Un des gardes me passa autour du cou un collier électronique. Elle me regarda avec un sourire cruel et reprit son délire :

— Grâce à ce petit jouet hautement perfectionné, vous allez passer d'un univers à l'autre, et vous pourrez constater par vous-même que, quelles que soient les époques et quelles que soient les circonstances, il est totalement inutile d'espérer me résister. Ce collier est équipé en outre d'une caméra qui me permettra de suivre vos aventures, et d'une bombinette qui explosera si vous tentez quoi que ce soit pour l'enlever. Alors, Carter, prêt à devenir un vrai journaliste cette fois ?
— Vous êtes totalement malade…
— C'est vous qui êtes un déviant. Mais je compte bien vous remettre dans le droit chemin. Ah, une dernière chose : vous savez ce qui arrive à ceux qui tentent de me trahir ?
— Et alors ?

Elle se tourna alors vers l'ancienne star de série Z qui était restée pétrifiée durant toute cette conversation.

— Et alors, cette chienne m'a trahie en tentant de vous avertir.

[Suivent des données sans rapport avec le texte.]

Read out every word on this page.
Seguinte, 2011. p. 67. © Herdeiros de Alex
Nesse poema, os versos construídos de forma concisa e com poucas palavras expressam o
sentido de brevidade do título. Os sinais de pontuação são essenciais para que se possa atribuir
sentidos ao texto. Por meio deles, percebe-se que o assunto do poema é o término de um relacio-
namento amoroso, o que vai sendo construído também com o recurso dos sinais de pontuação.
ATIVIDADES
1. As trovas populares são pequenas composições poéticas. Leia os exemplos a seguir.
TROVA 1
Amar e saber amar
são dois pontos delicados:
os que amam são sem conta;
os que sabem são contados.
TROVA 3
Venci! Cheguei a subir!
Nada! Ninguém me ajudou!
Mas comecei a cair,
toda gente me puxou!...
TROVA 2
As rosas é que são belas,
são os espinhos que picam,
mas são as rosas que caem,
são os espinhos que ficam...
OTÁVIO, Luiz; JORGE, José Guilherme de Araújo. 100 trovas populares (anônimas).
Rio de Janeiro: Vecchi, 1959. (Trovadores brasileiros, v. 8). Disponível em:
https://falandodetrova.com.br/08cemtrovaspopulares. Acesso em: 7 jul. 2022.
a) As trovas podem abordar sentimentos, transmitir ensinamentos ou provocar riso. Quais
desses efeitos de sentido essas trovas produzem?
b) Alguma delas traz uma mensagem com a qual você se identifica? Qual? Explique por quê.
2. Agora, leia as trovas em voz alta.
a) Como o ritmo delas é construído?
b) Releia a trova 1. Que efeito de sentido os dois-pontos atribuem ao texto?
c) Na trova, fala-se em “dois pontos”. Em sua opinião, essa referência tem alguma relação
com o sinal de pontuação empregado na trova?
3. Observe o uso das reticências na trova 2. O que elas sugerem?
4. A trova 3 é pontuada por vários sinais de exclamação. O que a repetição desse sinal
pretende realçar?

Garde, passez-lui un collier également.
— Parce que vous comptez l'envoyer dans une autre dimension ?
— C'est une idée… mais non. Dans chacun de mes films, il est nécessaire que les spectateurs soient les témoins d'une mort horrible et spectaculaire : cela fait partie du cahier des charges.
— Non ! Ne faites pas ça !

Elle appuya sur une télécommande, et la tête de Dyanne Thorne explosa comme une pastèque, arrosant de sang les murs de la pièce.

— Voilà qui te convaincra de ne pas tenter d'ôter ton collier, Carter. Et maintenant… je te souhaite un bon voyage.

Je la vis appuyer à nouveau sur sa maudite télécommande, et un bruit strident me perça les tympans. Les murs ensanglantés de la pièce se mirent à tourner autour de moi comme dans un cauchemar de film gore ; je sentis mon cœur battre à tout rompre dans ma poitrine et j'eus l'impression que mon corps se dématérialisait. Puis un trou noir s'ouvrit devant moi et m'aspira entièrement.
Un terrible voyage à travers le temps, l'espace et l'horreur venait de commencer.